Однажды он переспал с проституткой,
И она заразила его смертельной болезнью.
Его агония растянулась на годы.
Бедняга, тебе его жаль?
Но теперь здесь хотя бы имеется кот, носящий то же имя.
Как-никак это форма посмертной славы.
Шарлотта в смятении слушала рассужденья Альфреда.
Конечно, она размышляла о Шуберте,
Но ей не терпелось при этом разрешить более личный вопрос.
А ты?
Что – я?
А у тебя, Альфред, много ли было женщин?
Ах, женщины…
Да, я знавал нескольких…
Именно так он ей и ответил,
Довольно уклончиво.
Потом, встрепенувшись, добавил:
Да, женщин я знал.
Сколько точно – сказать не могу.
Но все они, все до одной, были важны для меня.
Ведь это не может пройти бесследно —
Когда рядом с тобой обнаженная женщина —
Женщина в ожидании поцелуя.
Я благоговел перед каждой из них,
Даже будь это бабочка-однодневка.
9
Шарлотта забыла обо всем на свете,
Даже о том, что волнуются близкие.
Наконец она вернулась домой, где ее поджидал отец.
Ну теперь он спокоен или все еще разъярен?
Наверно, и то и другое.
Минуту спустя Альберт разразился криком:
Где ты была?
Хоть подумала бы о нас,
О нашей тревоге, о нашем отчаянии!
Шарлотта виновато понурилась.
Ей известно, что ночью ходить опасно:
Попадешься к патрульным в лапы, могут отправить в лагерь,
Могут избить, изнасиловать, просто прикончить.
Она жалобно попросила прощения, но заплакать не получилось,
Только и выдавила из себя: я шла, замечталась, и вот…
Это глупое объяснение – первое, что пришло ей в голову.
Паула сказала Шарлотте, чтоб разрядить обстановку:
Никогда больше так не делай.
Если хочешь мечтать, мечтай, пожалуйста, дома.
И Шарлотта пообещала им быть осторожней.
Но что же это за жизнь для молодой девушки?
Ей двадцать один год, ей хотелось свободы,
А сейчас каждый вздох, каждый взгляд был под строгим контролем
И любой шаг в сторону смертью грозил.
На самом же деле в тот вечер, счастливая как никогда,
Она обо всем забыла.
Ее не пугала даже тюрьма, лишь бы рядом был Он.
Она обняла отца и вдруг улыбнулась,
Лицо ее радостно вспыхнуло,
Она еле сдержала ликующий смех.
Паула глядела на девушку, не понимая, в чем дело.
Перед нею стояла совсем другая Шарлотта,
Не та, что была молчаливой и замкнутой,
Что минуту назад готова была разрыдаться.
Эта – новая – ни с того ни с сего улыбается
И так искренне просит прощения:
Извините!
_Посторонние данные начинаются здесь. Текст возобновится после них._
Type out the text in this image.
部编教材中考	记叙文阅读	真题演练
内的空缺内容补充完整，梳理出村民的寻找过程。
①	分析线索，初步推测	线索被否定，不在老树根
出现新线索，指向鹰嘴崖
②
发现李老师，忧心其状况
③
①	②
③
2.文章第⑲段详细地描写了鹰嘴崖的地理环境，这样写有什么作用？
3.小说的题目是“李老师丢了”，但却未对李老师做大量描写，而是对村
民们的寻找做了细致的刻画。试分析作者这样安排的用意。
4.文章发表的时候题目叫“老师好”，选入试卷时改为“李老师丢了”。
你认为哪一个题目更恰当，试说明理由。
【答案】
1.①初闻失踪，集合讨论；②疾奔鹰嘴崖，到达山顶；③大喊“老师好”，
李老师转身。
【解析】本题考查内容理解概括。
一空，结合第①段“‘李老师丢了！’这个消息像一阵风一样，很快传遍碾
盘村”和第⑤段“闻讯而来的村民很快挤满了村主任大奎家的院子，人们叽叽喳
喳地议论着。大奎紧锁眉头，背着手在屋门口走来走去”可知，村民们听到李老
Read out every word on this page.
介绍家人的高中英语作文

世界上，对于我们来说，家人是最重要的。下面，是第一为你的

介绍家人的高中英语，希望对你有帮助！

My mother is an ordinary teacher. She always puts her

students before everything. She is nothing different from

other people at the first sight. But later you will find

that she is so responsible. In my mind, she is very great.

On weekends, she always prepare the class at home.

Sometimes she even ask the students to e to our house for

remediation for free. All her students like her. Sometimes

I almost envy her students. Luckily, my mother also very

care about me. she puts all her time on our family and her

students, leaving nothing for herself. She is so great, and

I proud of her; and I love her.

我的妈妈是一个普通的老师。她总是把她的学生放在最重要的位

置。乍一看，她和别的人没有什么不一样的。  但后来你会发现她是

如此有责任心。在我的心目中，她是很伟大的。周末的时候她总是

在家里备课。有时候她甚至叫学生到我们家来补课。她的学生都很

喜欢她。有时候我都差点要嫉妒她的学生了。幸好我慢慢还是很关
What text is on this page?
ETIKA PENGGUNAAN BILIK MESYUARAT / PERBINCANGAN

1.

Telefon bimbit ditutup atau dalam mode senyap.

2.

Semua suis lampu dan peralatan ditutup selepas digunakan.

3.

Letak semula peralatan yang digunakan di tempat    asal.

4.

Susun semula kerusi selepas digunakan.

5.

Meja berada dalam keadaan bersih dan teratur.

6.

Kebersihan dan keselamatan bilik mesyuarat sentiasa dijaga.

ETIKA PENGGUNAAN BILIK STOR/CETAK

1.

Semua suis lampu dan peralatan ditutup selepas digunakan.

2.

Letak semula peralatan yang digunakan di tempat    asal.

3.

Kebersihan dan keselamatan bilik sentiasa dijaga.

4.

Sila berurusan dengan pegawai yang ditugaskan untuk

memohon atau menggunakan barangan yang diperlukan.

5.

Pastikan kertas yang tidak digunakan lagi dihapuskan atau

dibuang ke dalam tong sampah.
Я больше не буду!
Повторив это несколько раз, она убежала к себе.
А супруги переглянулись
Удивленно или, скорее, тревожно:
Ни он, ни она не забыли, что в семье затаилось безумие.
10
Несколько дней спустя влюбленные встретились снова, в Ванзее,
В этом волшебном предместье Берлина,
С Большим и Малым озерами.
Пасмурная погода разогнала гуляющих,
Так что в данный момент они были совсем одни,
И Шарлотта к тому же свободна.
На сей раз она сообщила домашним, что будет в гостях у Барбары.
Они сели вдвоем на скамейку, где сидеть им запрещено.
Их тела скрывали табличку с этим запретом:
NUR FÜR ARIER – только для арийцев.
Но рядом с Альфредом Шарлотте не страшно нарушить закон.
Она говорит: как мне ненавистна наша эпоха!